Un ottimo pranzo, -di merda-, di compleanno, un'ottima giornata, -di merda-, di compleanno.
Avrei potuto pranzare a casa, ma non ne ho davvero voglia, almeno qui sono avvolto dal chiacchiericcio dei miei compagni di classe.
Raccolgo la mia roba, svogliatamente.
Metto le cuffiette nelle orecchie, sentendomi in colpa per non aver ancora fatto le mie quest giornaliere.
Sono triste perché ne Bokuto e ne Akaashi, mi hanno fatto un colpo di telefono.
Ma me lo aspettavo, quei due sono amici di Kuroo, se io non sono amico di Kuroo, di conseguenza io non sono neanche più loro amico.
Sono deluso perché neanche Shoyo si è ancora fatto sentire.
Ero già rimasto male, qualche giorno fa quando mi disse che non sarebbe venuto.
Ma adesso neanche un messaggio, mi sembra davvero troppo.
Mi aspettavo che almeno lui, potesse alleviare un po' la mia triste ricorrenza annuale, soprattutto sapendo che ho anche litigato con Kuroo.
Kuroo.
Il suo solo pensiero mi rinnova la rabbia.
Non ti fai vedere, non ti fai sentire.
Mi hai davvero cancellato con tutta questa fretta?
"Gli incidenti di percorso capitano."
Mi torna alla mente ciò che diceva spesso.
Evidentemente anche io ero, anzi, sono uno di questi.
Il tragitto verso cada sembra più lungo che mai, nonostante io sia animato da un rinnovato senso di delusione.
"Tutti non fanno altro che deludermi.
Io stesso non faccio che deludermi."
La porta di casa era stranamente scostata, leggermente e quasi impercettibilmente.
Ero certo di averla chiusa questa mattina, di aver fatto scattare la serratura un paio di volte.
Non mi sorprendo, sono abbastanza rintronato in questi giorni, eppure per l'incolumità di Zelda l'ho sempre chiusa.
"Forse la Signora Matsuda sarà entrata per accertarsi di Zelda... "
Avevo una strana sensazione dentro di me, temevo di essere stato derubato.
Non che mi importasse degli oggetti in quella casa, ma temevo che potesse essere successo qualcosa a Zelda.

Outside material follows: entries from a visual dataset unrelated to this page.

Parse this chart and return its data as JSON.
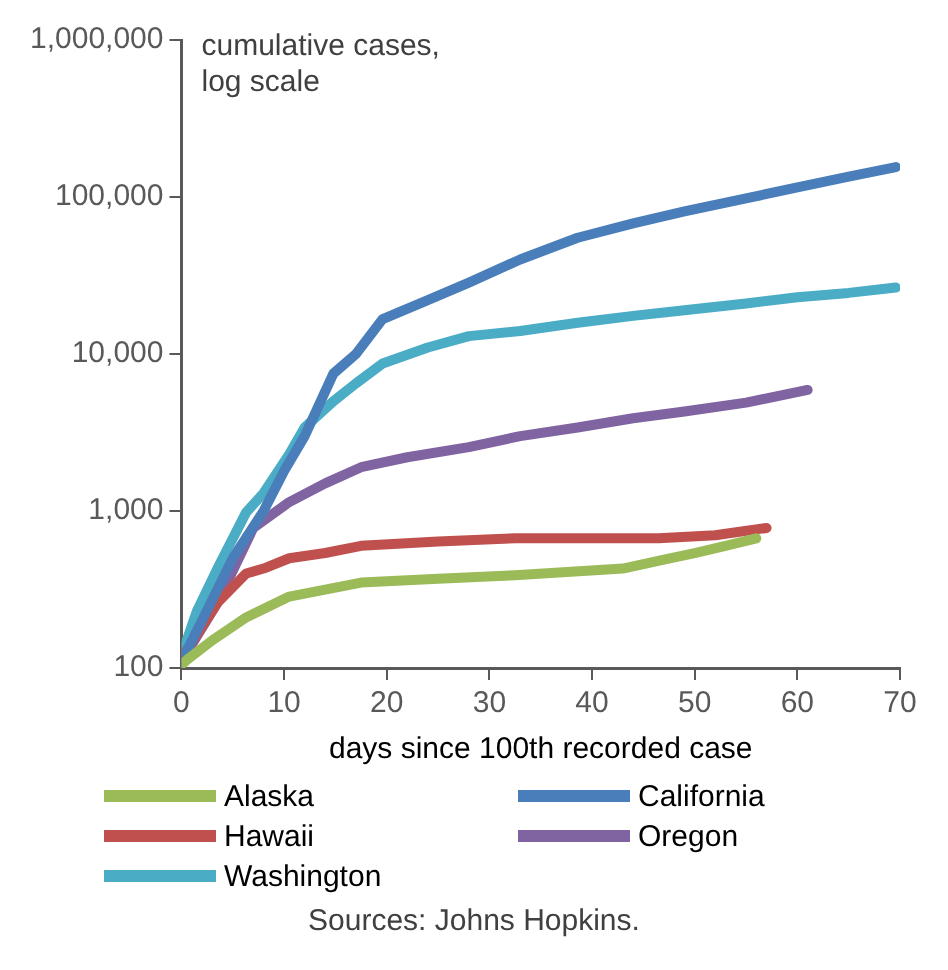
{
  "chart_data": {
    "type": "line",
    "ylabel": "cumulative cases,\nlog scale",
    "xlabel": "days since 100th recorded case",
    "log": "y",
    "grid": false,
    "legend": "bottom",
    "marker": "none",
    "line_style": "solid",
    "xlim": [
      0,
      70
    ],
    "xticks": [
      0,
      10,
      20,
      30,
      40,
      50,
      60,
      70
    ],
    "ylim": [
      100,
      1000000
    ],
    "yticks": [
      {
        "value": 100,
        "label": "100"
      },
      {
        "value": 1000,
        "label": "1,000"
      },
      {
        "value": 10000,
        "label": "10,000"
      },
      {
        "value": 100000,
        "label": "100,000"
      },
      {
        "value": 1000000,
        "label": "1,000,000"
      }
    ],
    "annotations": [
      "Sources: Johns Hopkins."
    ],
    "series": [
      {
        "name": "Alaska",
        "color": "#9bbb59",
        "x": [
          0,
          0.7,
          3,
          6.3,
          10.5,
          17.5,
          25,
          32.5,
          43,
          47,
          50,
          53,
          56
        ],
        "values": [
          105,
          115,
          150,
          210,
          285,
          350,
          370,
          390,
          430,
          490,
          540,
          600,
          670
        ]
      },
      {
        "name": "California",
        "color": "#4a7ebb",
        "x": [
          0,
          2,
          5,
          8,
          10,
          12,
          14.8,
          17,
          19.6,
          24,
          28,
          33,
          38.6,
          44,
          49,
          55,
          60,
          65,
          69.6
        ],
        "values": [
          110,
          200,
          500,
          1000,
          1800,
          3000,
          7500,
          10000,
          16700,
          22000,
          28500,
          40000,
          55000,
          68000,
          81000,
          98000,
          115000,
          135000,
          155000
        ]
      },
      {
        "name": "Hawaii",
        "color": "#c0504d",
        "x": [
          0,
          3.5,
          6.3,
          8,
          10.5,
          14,
          17.5,
          25,
          32.5,
          40,
          46.5,
          52,
          57
        ],
        "values": [
          115,
          260,
          400,
          430,
          500,
          540,
          600,
          640,
          670,
          670,
          670,
          700,
          780
        ]
      },
      {
        "name": "Oregon",
        "color": "#8064a2",
        "x": [
          0,
          3.5,
          7,
          10.5,
          14,
          17.5,
          22,
          28,
          33,
          38.6,
          44,
          49,
          55,
          61
        ],
        "values": [
          110,
          260,
          780,
          1140,
          1500,
          1900,
          2200,
          2550,
          3000,
          3400,
          3900,
          4300,
          4900,
          5900
        ]
      },
      {
        "name": "Washington",
        "color": "#4bacc6",
        "x": [
          0,
          1.5,
          3.5,
          6.3,
          8,
          10.5,
          12,
          14.8,
          17,
          19.6,
          24,
          28,
          33,
          38.6,
          44,
          49,
          55,
          60,
          65,
          69.6
        ],
        "values": [
          120,
          230,
          430,
          980,
          1300,
          2300,
          3400,
          5000,
          6500,
          8700,
          11000,
          13000,
          14000,
          15800,
          17500,
          19000,
          21000,
          23000,
          24500,
          26500
        ]
      }
    ]
  }
}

Spingo la porta, che si spalanca in un corridoio buio.
Deglutisco con il batticuore che mi incalza sempre di più nel petto.
<<Zelda...?>> chiamo, piano.
Nessuna risposta.
"No vi prego... vi prego... Zelda no."
<<Zelda?>>
Muovo un passo dentro casa, tutto sembrava immobile calmo.
Qualsiasi luce era spenta, non si sentiva nessun tipo di rumore.
Con la coda dell'occhio intravedo un'ombra muoversi nel soggiorno, dalla porta a vetri.
Qualcuno di incurvato o di molto basso, era appena passato nel mio campo visivo.
Non sapevo se fossero le mie solite allucinazioni o se ci fosse davvero qualcuno in casa mia.
Mi chiudo cautamente la porta alle spalle, accendendo la luce dell'ingresso.
<<Zelda...vieni.>> dico ancora una volta.
La sento miagolare piano da dentro il soggiorno, ma non arriva ad accogliermi.
Vorrei trattenermi, ma inizio a spaventarmi, mentre poso una mano sulla maniglia della porta socchiusa del soggiorno.
<<Kuroo...?>>
Mi pento subito di aver pensato a lui, vorrei mordermi la lingua ma è stato un riflesso incondizionato.
La mia mente ha subito pensato a lui, nonostante le possibilità che lui sia in casa siano davvero esigue.
Non appena apro la porta e muovo un passo dentro vengo investito da un gran baccano improvviso,- come se qualcosa stesse esplodendo-, le luci si aprono, ed un chiasso animato e concitato mi perfora i timpani.